For some reason, the light generated from the popular kids didn't reach my particular high school social solar system until last Tuesday. And forget dating the cheerleaders, I was lucky if they even knew my name. When I'd drop back to pass the cheers would go something like "Don't throw another pick, Number 11!"

On the other hand, my offensive linemen, who evidently never read the Official Hierarchy of Football Position Sex Appeal, were very cool. They were the guys dating the cheerleaders and soccer players. One of them was the Homecoming King. All the while their quarterback, the guy they had sworn to take a bullet for when they recited the Oath of the Big Uglies, was reduced to putting a dress on the kitchen mop just so he would have a date for the Homecoming Dance.

Offensive linemen. For crying out loud, it's just not natural.

The stories you people send us always have a happy ending. Three days after being promoted to vice president, you run into the head cheerleader only to find her 50 pounds overweight, divorced from the alcoholic quarterback and trying to support a couple of rug rats while pulling down double shifts at the truck stop.

Victory over the cool kids is finally yours! This must be what Bill Gates feels like when he attends his high school reunions. Why doesn't TV show us that part?

How I envy you. A few months ago, I ran into a former cheerleader. I was surprised to learn she actually remembers me. I was further surprised by the fact that, a) she is more beautiful than ever, and b) she is engaged to a scrawny little Web Weasel, a man whose arms I could easily rip off and use to beat him to death. A man who celebrated the booming success of his IPO by asking her to marry him, thus scoring several hundred million dollars and one of the most gorgeous women in the world within a 12-hour period.
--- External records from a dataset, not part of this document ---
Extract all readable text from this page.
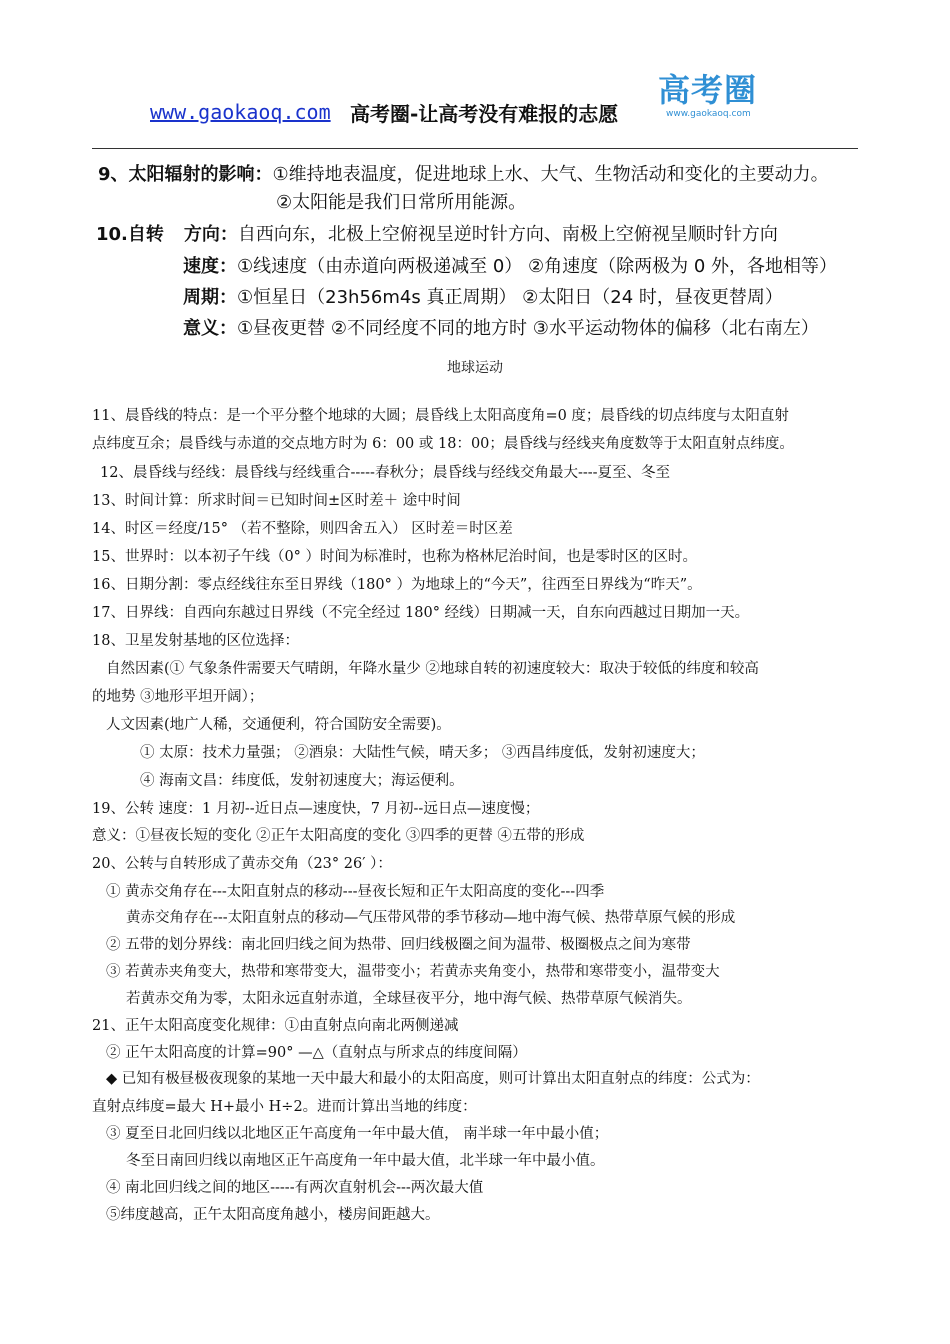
www.gaokaoq.com 高考圈-让高考没有难报的志愿
高考圈
www.gaokaoq.com
9、太阳辐射的影响：①维持地表温度，促进地球上水、大气、生物活动和变化的主要动力。
②太阳能是我们日常所用能源。
10.自转 方向：自西向东，北极上空俯视呈逆时针方向、南极上空俯视呈顺时针方向
速度：①线速度（由赤道向两极递减至 0） ②角速度（除两极为 0 外，各地相等）
周期：①恒星日（23h56m4s 真正周期） ②太阳日（24 时，昼夜更替周）
意义：①昼夜更替 ②不同经度不同的地方时 ③水平运动物体的偏移（北右南左）
地球运动
11、晨昏线的特点：是一个平分整个地球的大圆；晨昏线上太阳高度角=0 度；晨昏线的切点纬度与太阳直射
点纬度互余；晨昏线与赤道的交点地方时为 6：00 或 18：00；晨昏线与经线夹角度数等于太阳直射点纬度。
12、晨昏线与经线：晨昏线与经线重合-----春秋分；晨昏线与经线交角最大----夏至、冬至
13、时间计算：所求时间＝已知时间±区时差＋ 途中时间
14、时区＝经度/15° （若不整除，则四舍五入） 区时差＝时区差
15、世界时：以本初子午线（0° ）时间为标准时，也称为格林尼治时间，也是零时区的区时。
16、日期分割：零点经线往东至日界线（180° ）为地球上的“今天”，往西至日界线为“昨天”。
17、日界线：自西向东越过日界线（不完全经过 180° 经线）日期减一天，自东向西越过日期加一天。
18、卫星发射基地的区位选择：
自然因素(① 气象条件需要天气晴朗，年降水量少 ②地球自转的初速度较大：取决于较低的纬度和较高
的地势 ③地形平坦开阔）；
人文因素(地广人稀，交通便利，符合国防安全需要)。
① 太原：技术力量强； ②酒泉：大陆性气候，晴天多； ③西昌纬度低，发射初速度大；
④ 海南文昌：纬度低，发射初速度大；海运便利。
19、公转 速度：1 月初--近日点—速度快，7 月初--远日点—速度慢；
意义：①昼夜长短的变化 ②正午太阳高度的变化 ③四季的更替 ④五带的形成
20、公转与自转形成了黄赤交角（23° 26′ ）：
① 黄赤交角存在---太阳直射点的移动---昼夜长短和正午太阳高度的变化---四季
黄赤交角存在---太阳直射点的移动—气压带风带的季节移动—地中海气候、热带草原气候的形成
② 五带的划分界线：南北回归线之间为热带、回归线极圈之间为温带、极圈极点之间为寒带
③ 若黄赤夹角变大，热带和寒带变大，温带变小；若黄赤夹角变小，热带和寒带变小，温带变大
若黄赤交角为零，太阳永远直射赤道，全球昼夜平分，地中海气候、热带草原气候消失。
21、正午太阳高度变化规律：①由直射点向南北两侧递减
② 正午太阳高度的计算=90° —△（直射点与所求点的纬度间隔）
◆ 已知有极昼极夜现象的某地一天中最大和最小的太阳高度，则可计算出太阳直射点的纬度：公式为：
直射点纬度=最大 H+最小 H÷2。进而计算出当地的纬度：
③ 夏至日北回归线以北地区正午高度角一年中最大值， 南半球一年中最小值；
冬至日南回归线以南地区正午高度角一年中最大值，北半球一年中最小值。
④ 南北回归线之间的地区-----有两次直射机会---两次最大值
⑤纬度越高，正午太阳高度角越小，楼房间距越大。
Revenge of the nerds, indeed. And I don't even get any empty, meaningless glory days to look back on during my night watchman's shift down at the cracker factory.

Somehow, I don't see my high school experience turning up on Dawson's Creek anytime soon, if for no other reason than I look a lot more like Richard Belzer than James Van Der Beek. That doesn't mean there isn't a place on TV for my life. I'm sure the producers of Freaks and Geeks are looking for some good stories, and "Love Theme from Cellular Mitosis" would make a snappy addition to any TV soundtrack.